Om de twee jaar houdt de Koning Boudewijnstichting de vinger aan de pols van het verenigingsleven. Voor haar Barometer van de Verenigingen peilde ze eind 2018 via een kwantitatief en kwalitatief onderzoek naar de financiële gezondheid van ons verenigingsleven. Dit bracht een boeiend geheel aan cijfers aan het licht:
- Eind 2017 waren er niet minder dan 109.930 verenigingen en stichtingen actief.
- 10.699 verenigingen zijn werkgever.
- Samen stellen ze 329.642 mensen te werk.
Wanneer iets dieper wordt ingezoomd op de financiële gezondheid van de verenigingssector, zien we het volgende:
- 81% van de verenigingen in België zegt dat hun financiële situatie stabiel gebleven of verbeterd is de voorbije 12 maanden (tgo. 73% in 2016).
- Toch kampt nog 12 procent met financiële problemen (18% in 2016).
- Twee op de drie verenigingen hebben reserves, maar bij nader toezien reiken die niet ver. Slechts 23% heeft een buffer om het langer dan 6 maanden vol te houden als de inkomsten plots wegvallen. De situatie is vooral nijpend in het Waalse Gewest en Brussel.
- 12% moest, onder druk van hun financiële situatie, mensen ontslaan, wat wel minder was dan in 2014 (24%).

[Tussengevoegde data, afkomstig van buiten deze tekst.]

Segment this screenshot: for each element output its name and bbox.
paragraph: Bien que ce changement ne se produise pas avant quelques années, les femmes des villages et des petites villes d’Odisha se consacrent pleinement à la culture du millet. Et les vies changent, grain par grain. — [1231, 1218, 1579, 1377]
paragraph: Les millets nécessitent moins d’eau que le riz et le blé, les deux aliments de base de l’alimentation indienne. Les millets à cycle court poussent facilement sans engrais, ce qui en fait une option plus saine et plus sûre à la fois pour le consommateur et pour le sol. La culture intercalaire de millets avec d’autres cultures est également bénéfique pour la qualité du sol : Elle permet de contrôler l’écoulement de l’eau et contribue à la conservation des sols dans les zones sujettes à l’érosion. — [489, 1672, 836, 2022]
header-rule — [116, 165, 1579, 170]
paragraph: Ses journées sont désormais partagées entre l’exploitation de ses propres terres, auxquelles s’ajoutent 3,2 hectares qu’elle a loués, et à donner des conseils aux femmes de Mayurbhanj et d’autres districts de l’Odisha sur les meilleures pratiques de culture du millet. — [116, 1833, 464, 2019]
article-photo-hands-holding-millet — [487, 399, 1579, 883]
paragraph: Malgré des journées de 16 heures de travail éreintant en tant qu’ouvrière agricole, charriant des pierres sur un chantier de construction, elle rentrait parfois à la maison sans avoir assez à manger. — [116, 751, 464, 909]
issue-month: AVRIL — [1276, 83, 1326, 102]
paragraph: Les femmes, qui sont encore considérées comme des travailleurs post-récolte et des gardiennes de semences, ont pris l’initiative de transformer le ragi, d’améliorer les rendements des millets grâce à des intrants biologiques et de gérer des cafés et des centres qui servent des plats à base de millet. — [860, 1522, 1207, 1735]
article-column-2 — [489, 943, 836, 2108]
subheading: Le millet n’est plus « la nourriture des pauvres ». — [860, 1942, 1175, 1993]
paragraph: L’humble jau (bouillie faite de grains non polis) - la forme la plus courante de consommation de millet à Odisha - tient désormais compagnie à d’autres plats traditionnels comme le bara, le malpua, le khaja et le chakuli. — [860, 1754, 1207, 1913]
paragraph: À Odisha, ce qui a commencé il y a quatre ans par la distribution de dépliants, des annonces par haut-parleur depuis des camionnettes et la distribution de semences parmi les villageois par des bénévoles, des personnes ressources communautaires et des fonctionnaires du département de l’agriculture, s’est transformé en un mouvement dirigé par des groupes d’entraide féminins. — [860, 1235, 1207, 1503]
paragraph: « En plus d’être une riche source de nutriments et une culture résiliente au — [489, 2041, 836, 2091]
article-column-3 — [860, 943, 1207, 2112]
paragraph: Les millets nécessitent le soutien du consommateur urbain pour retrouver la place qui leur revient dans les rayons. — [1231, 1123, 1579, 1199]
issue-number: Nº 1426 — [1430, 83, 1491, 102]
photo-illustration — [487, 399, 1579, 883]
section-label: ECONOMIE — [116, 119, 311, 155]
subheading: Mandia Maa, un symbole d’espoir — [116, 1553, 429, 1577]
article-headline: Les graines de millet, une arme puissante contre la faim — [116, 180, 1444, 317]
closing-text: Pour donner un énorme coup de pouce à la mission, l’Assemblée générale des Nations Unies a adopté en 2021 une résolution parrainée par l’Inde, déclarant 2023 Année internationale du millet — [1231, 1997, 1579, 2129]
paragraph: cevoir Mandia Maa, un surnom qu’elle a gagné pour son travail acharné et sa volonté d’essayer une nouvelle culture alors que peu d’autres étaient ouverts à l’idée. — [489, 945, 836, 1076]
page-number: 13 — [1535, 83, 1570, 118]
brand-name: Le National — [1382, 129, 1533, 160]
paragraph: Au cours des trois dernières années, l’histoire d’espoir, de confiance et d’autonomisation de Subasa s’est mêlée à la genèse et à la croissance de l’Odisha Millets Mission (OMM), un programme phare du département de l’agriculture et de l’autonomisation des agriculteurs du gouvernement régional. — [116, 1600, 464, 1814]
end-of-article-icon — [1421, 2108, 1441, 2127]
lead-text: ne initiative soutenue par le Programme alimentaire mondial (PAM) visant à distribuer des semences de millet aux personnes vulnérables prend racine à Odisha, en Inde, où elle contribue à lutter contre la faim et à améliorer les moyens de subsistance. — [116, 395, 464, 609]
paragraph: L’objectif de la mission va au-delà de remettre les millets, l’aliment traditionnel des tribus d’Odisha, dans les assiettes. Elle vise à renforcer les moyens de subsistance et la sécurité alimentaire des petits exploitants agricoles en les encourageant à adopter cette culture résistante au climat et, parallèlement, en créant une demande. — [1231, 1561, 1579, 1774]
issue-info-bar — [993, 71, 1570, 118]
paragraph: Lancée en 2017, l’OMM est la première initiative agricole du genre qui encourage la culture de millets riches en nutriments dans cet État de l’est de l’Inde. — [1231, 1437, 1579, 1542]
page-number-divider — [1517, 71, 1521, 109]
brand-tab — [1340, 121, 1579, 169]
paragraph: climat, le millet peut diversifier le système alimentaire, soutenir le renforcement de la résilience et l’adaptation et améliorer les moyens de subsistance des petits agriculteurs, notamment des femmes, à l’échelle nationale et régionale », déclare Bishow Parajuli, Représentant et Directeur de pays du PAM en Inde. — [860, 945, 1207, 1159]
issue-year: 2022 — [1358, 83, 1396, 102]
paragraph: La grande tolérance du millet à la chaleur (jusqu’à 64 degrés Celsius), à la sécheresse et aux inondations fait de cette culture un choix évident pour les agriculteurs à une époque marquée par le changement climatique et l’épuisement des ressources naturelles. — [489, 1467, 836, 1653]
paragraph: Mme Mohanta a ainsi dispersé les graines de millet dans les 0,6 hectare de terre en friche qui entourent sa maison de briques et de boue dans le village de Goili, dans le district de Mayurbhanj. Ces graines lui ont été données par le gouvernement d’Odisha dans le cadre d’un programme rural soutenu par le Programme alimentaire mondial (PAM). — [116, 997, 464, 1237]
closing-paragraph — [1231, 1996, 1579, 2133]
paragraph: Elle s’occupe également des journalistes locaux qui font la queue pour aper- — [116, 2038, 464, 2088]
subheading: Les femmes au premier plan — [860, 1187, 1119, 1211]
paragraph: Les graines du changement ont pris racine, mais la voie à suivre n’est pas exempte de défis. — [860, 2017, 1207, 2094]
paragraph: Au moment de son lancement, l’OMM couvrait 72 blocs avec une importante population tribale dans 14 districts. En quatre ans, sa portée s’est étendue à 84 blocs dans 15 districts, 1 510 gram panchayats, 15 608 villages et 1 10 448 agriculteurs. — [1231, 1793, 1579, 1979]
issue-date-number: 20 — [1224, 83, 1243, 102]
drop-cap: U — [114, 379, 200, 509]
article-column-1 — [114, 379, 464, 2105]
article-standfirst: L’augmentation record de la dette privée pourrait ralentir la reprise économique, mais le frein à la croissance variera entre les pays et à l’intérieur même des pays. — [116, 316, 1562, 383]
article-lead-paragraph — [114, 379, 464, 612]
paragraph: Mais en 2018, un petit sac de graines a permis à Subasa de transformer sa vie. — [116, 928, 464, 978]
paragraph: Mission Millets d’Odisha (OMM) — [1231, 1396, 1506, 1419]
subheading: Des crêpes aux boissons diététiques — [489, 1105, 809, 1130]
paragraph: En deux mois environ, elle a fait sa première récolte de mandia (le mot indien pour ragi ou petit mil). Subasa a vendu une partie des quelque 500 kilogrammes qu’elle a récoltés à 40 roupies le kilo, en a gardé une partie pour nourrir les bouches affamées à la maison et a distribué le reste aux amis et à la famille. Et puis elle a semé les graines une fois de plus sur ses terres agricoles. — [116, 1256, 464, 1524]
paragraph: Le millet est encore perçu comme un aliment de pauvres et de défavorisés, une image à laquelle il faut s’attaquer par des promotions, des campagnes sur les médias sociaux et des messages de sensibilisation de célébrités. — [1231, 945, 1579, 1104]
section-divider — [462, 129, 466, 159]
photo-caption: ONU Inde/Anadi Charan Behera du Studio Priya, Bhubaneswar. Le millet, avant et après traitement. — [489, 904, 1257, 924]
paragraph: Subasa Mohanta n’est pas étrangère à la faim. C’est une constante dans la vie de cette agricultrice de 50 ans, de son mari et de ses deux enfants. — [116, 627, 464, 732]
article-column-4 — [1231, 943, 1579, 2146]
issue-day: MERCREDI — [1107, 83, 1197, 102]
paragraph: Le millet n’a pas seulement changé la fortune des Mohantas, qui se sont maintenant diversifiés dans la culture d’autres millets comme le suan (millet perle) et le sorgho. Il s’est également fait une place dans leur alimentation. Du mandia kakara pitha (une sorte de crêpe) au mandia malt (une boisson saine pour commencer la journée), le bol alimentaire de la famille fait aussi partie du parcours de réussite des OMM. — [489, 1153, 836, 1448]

Overheidssubsidies blijven de belangrijkste bron van inkomsten: 82% doet er een beroep op. Toch melden veel verenigingen in het kwalitatieve onderzoek dat de overheid niet meer de zekere geldschieter is die ze ooit was. De beschikbare budgetten zijn volgens hen meer versnipperd en overheden werken meer met projectsubsidies dan met structurele financiering. 30% van de verenigingen vult overheidssubsidies aan met commerciële activiteiten, zoals de verkoop van voorwerpen of diensten zoals coaching. Dat zijn er evenveel als in 2014. Maar de verenigingen die commerciële activiteiten hebben, spreken deze inkomstenbron meer aan.
Tot slot nog belangrijk: bijna de helft van de ondervraagde verenigingen (47%) voelt zich onvoldoende geïnformeerd over de hervorming van het vennootschaps- en verenigingsrecht of weet niet wat het effect hiervan zal zijn op de eigen werking. Ongeveer 1 op 3 geeft aan dat de eigen organisatie vast zal blijven houden aan inkomsten uit niet-economische activiteiten. 14% (en dan met name grote organisaties) ziet de hervorming als een opportuniteit met het oog op meer economische activiteiten.